Species include oaks, cypress, ash, fir, mimosa, pine and more. Some of these trees live hidden in the lush canopy of the South Carolina Botanical Garden or deep in the thick woods of the Clemson Experimental Forest, but several can be found hiding in plain sight on main campus.
The easiest to spot would likely be the Champion Bur Oak, known as the “Centennial Oak,” a gigantic presence with limbs longer than goalposts and wider than truck tires. It occupies a spot next to the parking lots between the Biosystems Research Complex building and Newman Hall on the main campus. More than 100 years old, it is thought to have been a sapling when Thomas Green Clemson IV included what would be Clemson University in his will of 1883. It lived a relatively quiet existence until it was named the Centennial Oak when Clemson celebrated its centennial in 1989. Today, it is 67 feet high and has a 104-foot branch spread.
The largest Black Oak in South Carolina lives a short walk from the Clyde V. Madren Conference Center next to the Fort Rutledge trail, in the woods that run parallel to the Lake Hartwell dike. Its massive trunk is 171 inches around, and it towers 91 feet over the runners and hikers who pass by it every day. Emeritus professor of forestry Victor Shelburne discovered the tree in 2016 with his local Boy Scout troop, which helped build the Fort Rutledge trail. He estimates it is at least 200 years old.
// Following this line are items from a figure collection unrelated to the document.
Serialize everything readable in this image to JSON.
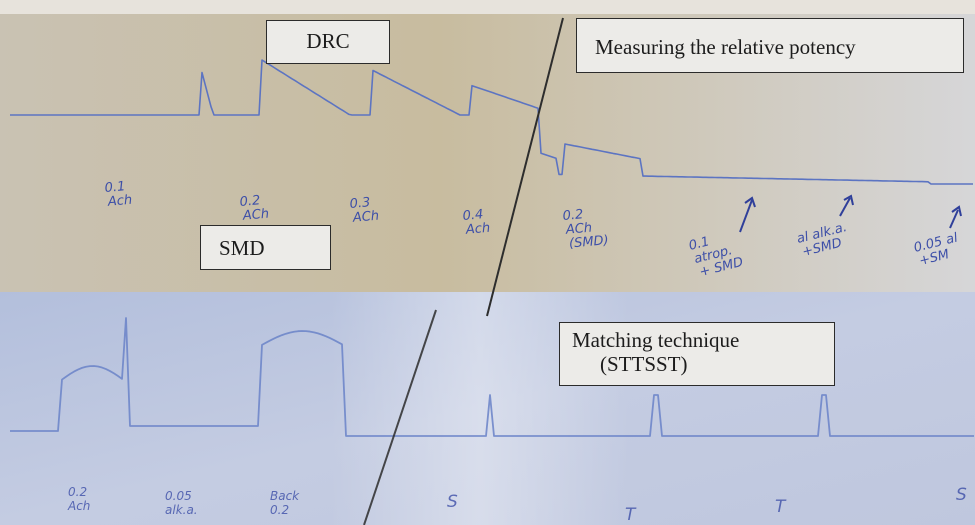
{
  "labels": {
    "drc": "DRC",
    "smd": "SMD",
    "measuring": "Measuring the relative potency",
    "matching_line1": "Matching technique",
    "matching_line2": "(STTSST)"
  },
  "top_trace_annotations": [
    {
      "dose": "0.1",
      "agent": "Ach"
    },
    {
      "dose": "0.2",
      "agent": "ACh"
    },
    {
      "dose": "0.3",
      "agent": "ACh"
    },
    {
      "dose": "0.4",
      "agent": "Ach"
    },
    {
      "dose": "0.2",
      "agent": "ACh",
      "note": "(SMD)"
    },
    {
      "dose": "0.1",
      "agent": "atrop.",
      "note": "+ SMD"
    },
    {
      "dose": "al alk.a.",
      "agent": "+SMD"
    },
    {
      "dose": "0.05 al",
      "agent": "+SM"
    }
  ],
  "bottom_trace_annotations": [
    {
      "text": "0.2",
      "text2": "Ach"
    },
    {
      "text": "0.05",
      "text2": "alk.a."
    },
    {
      "text": "Back",
      "text2": "0.2"
    },
    {
      "text": "S"
    },
    {
      "text": "T"
    },
    {
      "text": "T"
    },
    {
      "text": "S"
    }
  ],
  "colors": {
    "top_paper": "#c9bfa8",
    "bottom_paper": "#b8c3dc",
    "trace": "#5c74c2",
    "ink": "#3d4fa8",
    "box_fill": "#ecebe8"
  }
}
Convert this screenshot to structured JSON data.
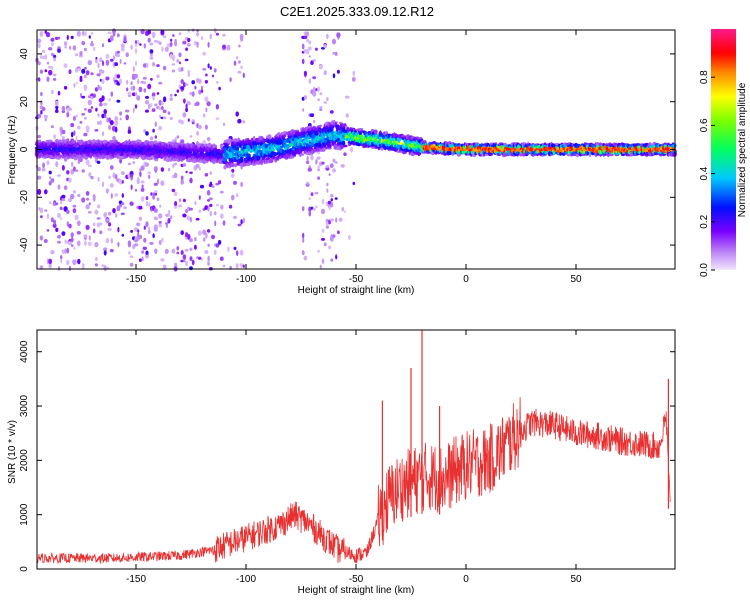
{
  "title": "C2E1.2025.333.09.12.R12",
  "chart_data": [
    {
      "type": "heatmap",
      "xlabel": "Height of straight line (km)",
      "ylabel": "Frequency (Hz)",
      "xlim": [
        -195,
        95
      ],
      "ylim": [
        -50,
        50
      ],
      "xticks": [
        -150,
        -100,
        -50,
        0,
        50
      ],
      "yticks": [
        -40,
        -20,
        0,
        20,
        40
      ],
      "colorbar": {
        "label": "Normalized spectral amplitude",
        "range": [
          0,
          1
        ],
        "ticks": [
          "0.0",
          "0.2",
          "0.4",
          "0.6",
          "0.8"
        ],
        "colormap": "rainbow"
      },
      "band_center_hz": [
        {
          "x": -190,
          "y": 0
        },
        {
          "x": -150,
          "y": 0
        },
        {
          "x": -110,
          "y": -2
        },
        {
          "x": -90,
          "y": 0
        },
        {
          "x": -75,
          "y": 3
        },
        {
          "x": -60,
          "y": 6
        },
        {
          "x": -40,
          "y": 4
        },
        {
          "x": -20,
          "y": 1
        },
        {
          "x": 0,
          "y": 0
        },
        {
          "x": 50,
          "y": 0
        },
        {
          "x": 92,
          "y": 0
        }
      ]
    },
    {
      "type": "line",
      "xlabel": "Height of straight line (km)",
      "ylabel": "SNR (10 * v/v)",
      "xlim": [
        -195,
        95
      ],
      "ylim": [
        0,
        4400
      ],
      "xticks": [
        -150,
        -100,
        -50,
        0,
        50
      ],
      "yticks": [
        0,
        1000,
        2000,
        3000,
        4000
      ],
      "color": "#e83030",
      "series": [
        {
          "x": [
            -195,
            -160,
            -130,
            -115,
            -105,
            -95,
            -85,
            -78,
            -72,
            -65,
            -58,
            -50,
            -45,
            -40,
            -35,
            -30,
            -25,
            -22,
            -20,
            -15,
            -10,
            -5,
            0,
            5,
            10,
            15,
            20,
            25,
            30,
            40,
            50,
            60,
            70,
            80,
            88,
            91,
            93
          ],
          "y": [
            200,
            200,
            250,
            350,
            500,
            650,
            800,
            1000,
            850,
            600,
            350,
            250,
            300,
            900,
            1300,
            1500,
            1600,
            1650,
            1700,
            1700,
            1650,
            1800,
            1900,
            1950,
            2000,
            2150,
            2350,
            2550,
            2700,
            2650,
            2500,
            2450,
            2350,
            2300,
            2250,
            2800,
            900
          ]
        }
      ],
      "spikes": [
        {
          "x": -38,
          "y": 3100
        },
        {
          "x": -25,
          "y": 3700
        },
        {
          "x": -20,
          "y": 4400
        },
        {
          "x": -12,
          "y": 3000
        },
        {
          "x": 92,
          "y": 3500
        }
      ]
    }
  ]
}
“A Black Oak that used to stand at the Episcopal Church in Clemson was the former state record holder, but it blew down in a storm, so we needed a new champion,” said Shelburne. “As we were building the Fort Rutledge trail, I said, ‘Dang, that’s a big Black Oak!’ I took the measurements and added it to the South Carolina state champion list since I was the state coordinator for champion trees at the time.”
Shelburne and his scouts also discovered the state champion Eastern Hophornbeam tree, located on the Treaty Oak trail that branches off West Cherry Road just before the bridge across Lake Hartwell. It stands 64 feet high and boasts a crown that spreads 35 feet among its crowded section of woods.
“Eastern Hophornbeam trees in our area aren’t typically that large,” said Shelburne. “They don’t react well to soil that has a lot of acid, so it tells you a lot about the geology here. You only find clusters of these trees occasionally in the Piedmont Forest.”
Shelburne says many of the champion trees in the South Carolina Botanical Garden are non-native to South Carolina and in need of remeasuring but technically still hold their respective titles. The trees in the Clemson Experimental Forest, which is the largest public university forest in the United States, have their own website.
Being documented as a Champion Tree doesn’t reap any monetary or material awards, but it does provide something the Clemson Family might value just as much: bragging rights.
“It’s mostly a fun thing,” said Shelburne, adding that there might be larger trees in South Carolina that aren’t documented, but Clemson’s trees stand as the champions until they are.